Arizona Republic| Ronald J. Hansen | March 16, 2022
Sen. Kyrsten Sinema privately praised Rep. Andy Biggs months after the Jan. 6 attack on the U.S. Capitol many suspect he helped stoke, and she questioned why she needed to wear a mask in an early 2021 meeting with President Joe Biden, a new book says.
“This Will Not Pass: Trump, Biden and the Battle for America’s Future” is an account of the shift from former President Donald Trump to the Biden administration, but it adds new detail to the image of Sinema, D-Ariz., often at odds with her own party and who took Republican positions on several fronts, from tax policy to combating the spread of COVID-19.
Sinema’s office declined to comment about the forthcoming book, which they characterized as “unsourced rumors.”
In a passage about negotiations over Biden’s stalled “Build Back Better” agenda, authors Jonathan Martin and Alexander Burns, both reporters for the New York Times, use unnamed sources to describe a September fundraiser Sinema attended with Republican-friendly business groups.
The groups opposed a bill trying to merge the version that passed the House of Representatives and a slimmer outline being considered in the Senate.
Sinema told the groups there were elements of the package she liked, such as the child tax credit and provisions intended to address climate change, a position she publicly discussed as well. But Sinema then reportedly offered views that were a “delight” to her audience.
“I come from a fiscally conservative state,” she said, according to the book. “And I’m interested in maintaining pro-growth tax policies that ensure that we can get through this pandemic without losing ground.
“Arizonans don’t like taxes, and we don’t really like government. We love our country. And we love our military.
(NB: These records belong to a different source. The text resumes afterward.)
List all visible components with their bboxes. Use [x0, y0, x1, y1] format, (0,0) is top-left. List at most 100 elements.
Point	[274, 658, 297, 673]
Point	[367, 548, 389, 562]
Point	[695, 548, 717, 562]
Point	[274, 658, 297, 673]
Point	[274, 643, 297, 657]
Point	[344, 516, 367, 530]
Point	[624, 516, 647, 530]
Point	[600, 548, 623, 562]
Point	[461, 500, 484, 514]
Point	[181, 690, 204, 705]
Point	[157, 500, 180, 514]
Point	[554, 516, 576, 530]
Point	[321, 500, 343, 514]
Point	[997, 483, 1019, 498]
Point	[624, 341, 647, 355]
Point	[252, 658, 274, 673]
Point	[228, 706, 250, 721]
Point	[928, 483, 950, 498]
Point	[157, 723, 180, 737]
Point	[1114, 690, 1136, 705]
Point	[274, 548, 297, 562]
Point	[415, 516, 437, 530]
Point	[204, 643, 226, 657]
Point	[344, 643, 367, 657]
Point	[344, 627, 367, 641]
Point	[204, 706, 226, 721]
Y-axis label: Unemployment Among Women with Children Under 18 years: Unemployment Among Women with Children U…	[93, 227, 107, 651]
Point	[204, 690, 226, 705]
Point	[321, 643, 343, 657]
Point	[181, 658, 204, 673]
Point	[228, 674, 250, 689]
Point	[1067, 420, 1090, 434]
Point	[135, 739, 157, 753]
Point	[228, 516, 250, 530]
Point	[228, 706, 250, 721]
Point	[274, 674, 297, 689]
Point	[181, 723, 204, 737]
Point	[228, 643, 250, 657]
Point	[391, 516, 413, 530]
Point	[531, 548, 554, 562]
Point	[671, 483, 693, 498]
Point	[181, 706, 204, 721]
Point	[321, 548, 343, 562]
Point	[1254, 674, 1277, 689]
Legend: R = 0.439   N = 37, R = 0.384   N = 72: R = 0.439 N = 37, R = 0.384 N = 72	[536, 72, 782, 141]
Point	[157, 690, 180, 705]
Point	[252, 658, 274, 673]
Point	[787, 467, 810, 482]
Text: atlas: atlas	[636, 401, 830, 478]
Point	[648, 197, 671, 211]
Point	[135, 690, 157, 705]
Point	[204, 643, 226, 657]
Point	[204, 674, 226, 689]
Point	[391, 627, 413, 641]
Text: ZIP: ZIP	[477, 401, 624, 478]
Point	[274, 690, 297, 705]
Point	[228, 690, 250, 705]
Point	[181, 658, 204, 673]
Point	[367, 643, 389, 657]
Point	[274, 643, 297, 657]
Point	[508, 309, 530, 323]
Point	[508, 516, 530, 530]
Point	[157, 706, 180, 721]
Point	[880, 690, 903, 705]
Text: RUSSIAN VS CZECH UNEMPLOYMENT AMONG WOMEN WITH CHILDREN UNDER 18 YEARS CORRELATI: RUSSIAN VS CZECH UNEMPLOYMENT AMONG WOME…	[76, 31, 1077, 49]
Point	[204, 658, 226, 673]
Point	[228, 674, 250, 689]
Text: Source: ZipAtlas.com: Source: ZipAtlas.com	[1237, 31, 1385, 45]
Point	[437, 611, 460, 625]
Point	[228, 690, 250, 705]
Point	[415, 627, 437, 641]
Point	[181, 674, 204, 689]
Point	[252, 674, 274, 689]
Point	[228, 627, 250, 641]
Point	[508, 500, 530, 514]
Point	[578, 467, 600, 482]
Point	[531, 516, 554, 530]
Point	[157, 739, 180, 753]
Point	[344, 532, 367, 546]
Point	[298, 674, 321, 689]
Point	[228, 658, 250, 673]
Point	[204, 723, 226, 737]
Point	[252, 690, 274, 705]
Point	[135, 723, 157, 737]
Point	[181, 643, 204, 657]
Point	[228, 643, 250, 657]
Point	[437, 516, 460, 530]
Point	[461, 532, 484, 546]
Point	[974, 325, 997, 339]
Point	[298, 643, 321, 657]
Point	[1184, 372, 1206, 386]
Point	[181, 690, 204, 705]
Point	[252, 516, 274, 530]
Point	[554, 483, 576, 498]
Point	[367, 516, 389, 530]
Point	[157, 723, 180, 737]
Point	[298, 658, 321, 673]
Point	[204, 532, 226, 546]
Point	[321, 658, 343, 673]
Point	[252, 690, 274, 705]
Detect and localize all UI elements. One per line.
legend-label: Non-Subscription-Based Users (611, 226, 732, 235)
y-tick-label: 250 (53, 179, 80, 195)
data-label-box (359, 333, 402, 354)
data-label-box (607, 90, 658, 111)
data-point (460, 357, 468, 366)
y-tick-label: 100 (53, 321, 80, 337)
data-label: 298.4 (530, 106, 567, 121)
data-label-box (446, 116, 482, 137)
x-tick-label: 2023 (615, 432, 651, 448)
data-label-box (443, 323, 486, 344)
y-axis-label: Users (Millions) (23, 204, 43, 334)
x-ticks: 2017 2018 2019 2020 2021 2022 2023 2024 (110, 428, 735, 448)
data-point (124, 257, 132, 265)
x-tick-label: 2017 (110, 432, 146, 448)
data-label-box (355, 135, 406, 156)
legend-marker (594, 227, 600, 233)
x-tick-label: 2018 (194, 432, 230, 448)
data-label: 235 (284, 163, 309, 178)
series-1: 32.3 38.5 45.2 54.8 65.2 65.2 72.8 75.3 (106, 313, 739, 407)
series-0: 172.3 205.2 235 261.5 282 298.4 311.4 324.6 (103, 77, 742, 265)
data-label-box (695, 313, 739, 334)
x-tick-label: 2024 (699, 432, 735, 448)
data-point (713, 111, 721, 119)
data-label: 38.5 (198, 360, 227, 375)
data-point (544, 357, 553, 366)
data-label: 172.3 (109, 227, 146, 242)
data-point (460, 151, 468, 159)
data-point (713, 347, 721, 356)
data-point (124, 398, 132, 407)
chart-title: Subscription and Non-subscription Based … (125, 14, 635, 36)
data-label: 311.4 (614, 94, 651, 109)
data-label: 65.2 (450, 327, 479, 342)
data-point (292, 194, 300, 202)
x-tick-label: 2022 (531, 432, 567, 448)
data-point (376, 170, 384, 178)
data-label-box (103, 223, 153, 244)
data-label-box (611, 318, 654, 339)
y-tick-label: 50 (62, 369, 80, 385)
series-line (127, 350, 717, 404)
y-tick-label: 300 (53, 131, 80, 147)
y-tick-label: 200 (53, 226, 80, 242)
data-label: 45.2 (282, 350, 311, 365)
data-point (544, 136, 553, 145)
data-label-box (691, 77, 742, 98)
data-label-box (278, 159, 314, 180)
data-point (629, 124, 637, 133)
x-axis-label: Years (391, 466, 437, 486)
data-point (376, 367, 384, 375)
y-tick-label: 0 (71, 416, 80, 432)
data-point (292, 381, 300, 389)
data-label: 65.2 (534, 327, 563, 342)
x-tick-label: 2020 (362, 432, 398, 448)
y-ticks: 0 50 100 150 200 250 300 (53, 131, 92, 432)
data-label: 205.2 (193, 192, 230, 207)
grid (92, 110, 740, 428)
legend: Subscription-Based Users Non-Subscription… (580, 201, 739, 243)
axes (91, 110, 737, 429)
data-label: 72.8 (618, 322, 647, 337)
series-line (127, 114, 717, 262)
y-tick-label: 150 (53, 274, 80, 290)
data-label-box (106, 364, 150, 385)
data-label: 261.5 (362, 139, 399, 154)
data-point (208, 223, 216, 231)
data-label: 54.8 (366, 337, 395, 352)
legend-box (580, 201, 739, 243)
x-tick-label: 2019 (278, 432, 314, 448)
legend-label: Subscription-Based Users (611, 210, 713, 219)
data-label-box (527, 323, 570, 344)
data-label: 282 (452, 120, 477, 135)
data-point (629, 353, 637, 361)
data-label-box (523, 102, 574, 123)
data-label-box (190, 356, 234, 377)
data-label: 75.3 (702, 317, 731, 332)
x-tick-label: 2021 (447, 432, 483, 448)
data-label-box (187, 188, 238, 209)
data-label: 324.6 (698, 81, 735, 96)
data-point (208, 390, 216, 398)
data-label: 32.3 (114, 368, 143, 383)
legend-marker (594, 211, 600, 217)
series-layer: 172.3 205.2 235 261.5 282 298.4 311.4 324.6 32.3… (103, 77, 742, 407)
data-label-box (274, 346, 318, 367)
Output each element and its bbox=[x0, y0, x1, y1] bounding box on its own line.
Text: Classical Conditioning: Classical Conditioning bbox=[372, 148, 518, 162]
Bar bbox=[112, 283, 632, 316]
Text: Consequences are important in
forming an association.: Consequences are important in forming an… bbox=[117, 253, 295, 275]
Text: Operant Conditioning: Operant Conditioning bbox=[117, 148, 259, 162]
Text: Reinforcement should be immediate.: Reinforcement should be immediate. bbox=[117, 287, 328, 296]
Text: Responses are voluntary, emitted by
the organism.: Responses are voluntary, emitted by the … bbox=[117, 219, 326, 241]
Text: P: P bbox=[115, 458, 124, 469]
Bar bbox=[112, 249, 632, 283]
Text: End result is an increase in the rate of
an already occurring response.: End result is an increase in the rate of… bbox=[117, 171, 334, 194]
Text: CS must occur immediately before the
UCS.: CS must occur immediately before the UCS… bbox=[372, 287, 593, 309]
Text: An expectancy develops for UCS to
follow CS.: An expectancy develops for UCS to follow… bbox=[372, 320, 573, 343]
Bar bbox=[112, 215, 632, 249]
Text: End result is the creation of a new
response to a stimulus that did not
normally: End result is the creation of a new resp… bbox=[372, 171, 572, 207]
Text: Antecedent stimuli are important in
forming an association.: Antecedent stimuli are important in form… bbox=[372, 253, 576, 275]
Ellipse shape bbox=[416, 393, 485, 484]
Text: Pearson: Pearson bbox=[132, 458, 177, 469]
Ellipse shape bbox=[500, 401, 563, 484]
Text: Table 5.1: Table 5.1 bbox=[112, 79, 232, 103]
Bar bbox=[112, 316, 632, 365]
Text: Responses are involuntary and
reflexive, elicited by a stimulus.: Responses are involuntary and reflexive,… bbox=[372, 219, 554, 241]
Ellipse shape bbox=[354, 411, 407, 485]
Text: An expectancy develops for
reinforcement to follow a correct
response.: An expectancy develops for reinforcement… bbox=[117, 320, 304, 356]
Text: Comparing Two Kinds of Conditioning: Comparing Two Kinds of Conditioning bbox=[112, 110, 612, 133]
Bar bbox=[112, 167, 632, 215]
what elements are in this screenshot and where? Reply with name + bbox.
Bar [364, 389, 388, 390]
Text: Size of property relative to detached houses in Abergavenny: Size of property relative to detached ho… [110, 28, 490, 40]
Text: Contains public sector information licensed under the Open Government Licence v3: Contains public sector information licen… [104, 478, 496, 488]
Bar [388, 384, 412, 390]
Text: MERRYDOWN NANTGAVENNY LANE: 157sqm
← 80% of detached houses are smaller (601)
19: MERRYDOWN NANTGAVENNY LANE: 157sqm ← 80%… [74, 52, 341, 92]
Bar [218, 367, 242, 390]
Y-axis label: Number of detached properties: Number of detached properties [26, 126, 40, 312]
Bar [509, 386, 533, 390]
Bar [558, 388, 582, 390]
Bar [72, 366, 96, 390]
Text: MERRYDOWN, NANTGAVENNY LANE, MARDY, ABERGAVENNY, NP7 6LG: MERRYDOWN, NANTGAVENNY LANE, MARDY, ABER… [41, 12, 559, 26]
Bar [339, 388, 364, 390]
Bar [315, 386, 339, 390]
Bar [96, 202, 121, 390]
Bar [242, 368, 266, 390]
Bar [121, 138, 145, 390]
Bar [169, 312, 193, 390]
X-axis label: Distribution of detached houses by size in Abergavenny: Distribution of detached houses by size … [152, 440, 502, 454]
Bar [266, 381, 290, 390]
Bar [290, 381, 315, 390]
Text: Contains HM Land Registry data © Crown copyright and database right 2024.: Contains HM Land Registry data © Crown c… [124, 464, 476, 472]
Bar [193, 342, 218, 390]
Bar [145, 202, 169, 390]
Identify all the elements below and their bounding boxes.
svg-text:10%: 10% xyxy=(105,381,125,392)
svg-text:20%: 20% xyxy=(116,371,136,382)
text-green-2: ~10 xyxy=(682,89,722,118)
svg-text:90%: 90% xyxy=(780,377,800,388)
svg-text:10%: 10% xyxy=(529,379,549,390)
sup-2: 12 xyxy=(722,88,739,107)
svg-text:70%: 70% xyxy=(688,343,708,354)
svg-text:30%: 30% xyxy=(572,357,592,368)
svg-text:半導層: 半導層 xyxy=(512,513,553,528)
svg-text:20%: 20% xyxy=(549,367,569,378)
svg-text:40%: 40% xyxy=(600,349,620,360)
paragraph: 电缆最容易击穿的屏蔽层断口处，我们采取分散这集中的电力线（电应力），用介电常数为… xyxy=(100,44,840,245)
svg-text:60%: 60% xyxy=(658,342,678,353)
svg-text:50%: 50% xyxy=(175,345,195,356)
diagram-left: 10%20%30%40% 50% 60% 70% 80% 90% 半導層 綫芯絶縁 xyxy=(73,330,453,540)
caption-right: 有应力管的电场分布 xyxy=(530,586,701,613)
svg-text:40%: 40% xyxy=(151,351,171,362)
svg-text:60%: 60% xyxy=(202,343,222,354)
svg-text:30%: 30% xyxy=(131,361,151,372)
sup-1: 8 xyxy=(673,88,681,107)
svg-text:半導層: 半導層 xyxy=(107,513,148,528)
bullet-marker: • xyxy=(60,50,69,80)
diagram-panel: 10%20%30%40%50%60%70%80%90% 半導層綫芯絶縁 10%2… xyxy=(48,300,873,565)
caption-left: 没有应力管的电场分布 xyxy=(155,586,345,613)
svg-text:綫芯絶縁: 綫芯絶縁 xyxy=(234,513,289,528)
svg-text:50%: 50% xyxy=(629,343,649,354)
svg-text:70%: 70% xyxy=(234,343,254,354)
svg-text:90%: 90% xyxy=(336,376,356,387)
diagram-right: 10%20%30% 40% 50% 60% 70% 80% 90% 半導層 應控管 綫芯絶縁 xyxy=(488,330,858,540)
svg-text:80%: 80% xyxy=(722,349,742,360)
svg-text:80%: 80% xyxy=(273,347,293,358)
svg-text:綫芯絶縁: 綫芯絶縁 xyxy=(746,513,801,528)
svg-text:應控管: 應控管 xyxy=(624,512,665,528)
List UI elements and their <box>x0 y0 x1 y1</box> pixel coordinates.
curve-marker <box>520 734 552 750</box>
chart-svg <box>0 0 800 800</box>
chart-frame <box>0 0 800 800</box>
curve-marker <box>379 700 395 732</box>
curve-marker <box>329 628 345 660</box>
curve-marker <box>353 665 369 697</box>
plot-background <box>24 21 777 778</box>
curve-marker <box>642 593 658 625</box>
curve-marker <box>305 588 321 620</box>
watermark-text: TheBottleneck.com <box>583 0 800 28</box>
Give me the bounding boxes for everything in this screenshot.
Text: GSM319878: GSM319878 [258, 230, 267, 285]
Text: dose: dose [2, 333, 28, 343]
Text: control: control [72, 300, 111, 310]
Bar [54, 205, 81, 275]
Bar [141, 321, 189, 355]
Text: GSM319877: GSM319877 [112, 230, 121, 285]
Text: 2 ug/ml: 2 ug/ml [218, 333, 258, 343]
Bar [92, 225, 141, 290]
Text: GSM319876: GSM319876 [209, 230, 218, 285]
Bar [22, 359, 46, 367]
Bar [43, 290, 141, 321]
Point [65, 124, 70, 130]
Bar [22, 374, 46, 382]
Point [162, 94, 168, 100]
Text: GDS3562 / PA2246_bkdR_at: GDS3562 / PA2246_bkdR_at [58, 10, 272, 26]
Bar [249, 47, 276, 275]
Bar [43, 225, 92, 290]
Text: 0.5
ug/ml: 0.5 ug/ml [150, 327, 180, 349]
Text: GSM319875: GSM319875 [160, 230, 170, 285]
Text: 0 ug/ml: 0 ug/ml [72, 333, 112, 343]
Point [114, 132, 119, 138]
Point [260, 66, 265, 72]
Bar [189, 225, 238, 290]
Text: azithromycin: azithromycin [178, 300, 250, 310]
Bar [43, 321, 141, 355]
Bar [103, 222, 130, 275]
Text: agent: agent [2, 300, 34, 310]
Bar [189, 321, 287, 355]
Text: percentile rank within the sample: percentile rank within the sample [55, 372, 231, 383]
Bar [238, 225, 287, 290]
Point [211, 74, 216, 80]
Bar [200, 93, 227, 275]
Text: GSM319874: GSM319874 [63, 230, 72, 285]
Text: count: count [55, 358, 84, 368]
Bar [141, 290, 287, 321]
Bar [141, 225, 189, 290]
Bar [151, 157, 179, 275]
And that’s about where it ends.”
At the same event, Sinema, the book says, also had kind words for Biggs, R-Ariz., who has faced calls for an ethics and criminal investigation after promoting the false narrative of a stolen election in 2020.
Sinema described him as a “dear friend.” Both served in the Arizona Legislature, and Sinema has long cast herself as willing to work across the aisle to advance her legislative priorities.
“I love Andy Biggs,” Sinema said, according to the book. “I know some people think he’s crazy, but that’s just because they don’t know him.”
Sinema has had a long-standing friendship with Biggs and has joked at Phoenix-area business events they both attended in years past about what may have seemed an unlikely relationship.
Other Democrats in Arizona and elsewhere broke off relations with those they viewed as especially culpable for the Capitol riot.
In another passage, the authors said in the spring of 2021, Sinema was “the first-ever lawmaker to argue with White House aides when they asked her to wear a face mask in the company of the president, repeatedly asking why that was necessary when she had been vaccinated.”
That would have been a significant shift from her early stance on the pandemic.
At the outset of the pandemic, Sinema urged Arizona Secretary of State Katie Hobbs to delay the March presidential primary and publicly condemned Gov. Doug Ducey for not following scientific guidance on managing the disease.
“I don’t think it makes sense to design your policy based on whether or not there are enough hospital beds for people to die in,” she said in a June 2020 interview with “The Gaydos and Chad Show” on KTAR-FM (92.3 FM).
“I think we should be designing our policy about how do we reduce the spread, so fewer people are dying, fewer people are in the hospitals and fewer people are contracting the virus. That should be our focus. And we can do that while also safely reopening our businesses and our economy.”
Sinema on Tuesday was one of eight Democratic senators, including Sen. Mark Kelly, D-Ariz., to side with Republicans on a vote to end the federal masking mandate on planes and other public transit.
That came on the heels of Biden’s State of the Union address in which no one was asked to wear masks.
The book says White House aides thought Sinema “sounded more like Mitt Romney than a member of Biden’s own party.”
She told one unnamed Republican senator she believed there were up to six other Democratic lawmakers who agreed with her on policy matters but were content “hiding behind my skirt.”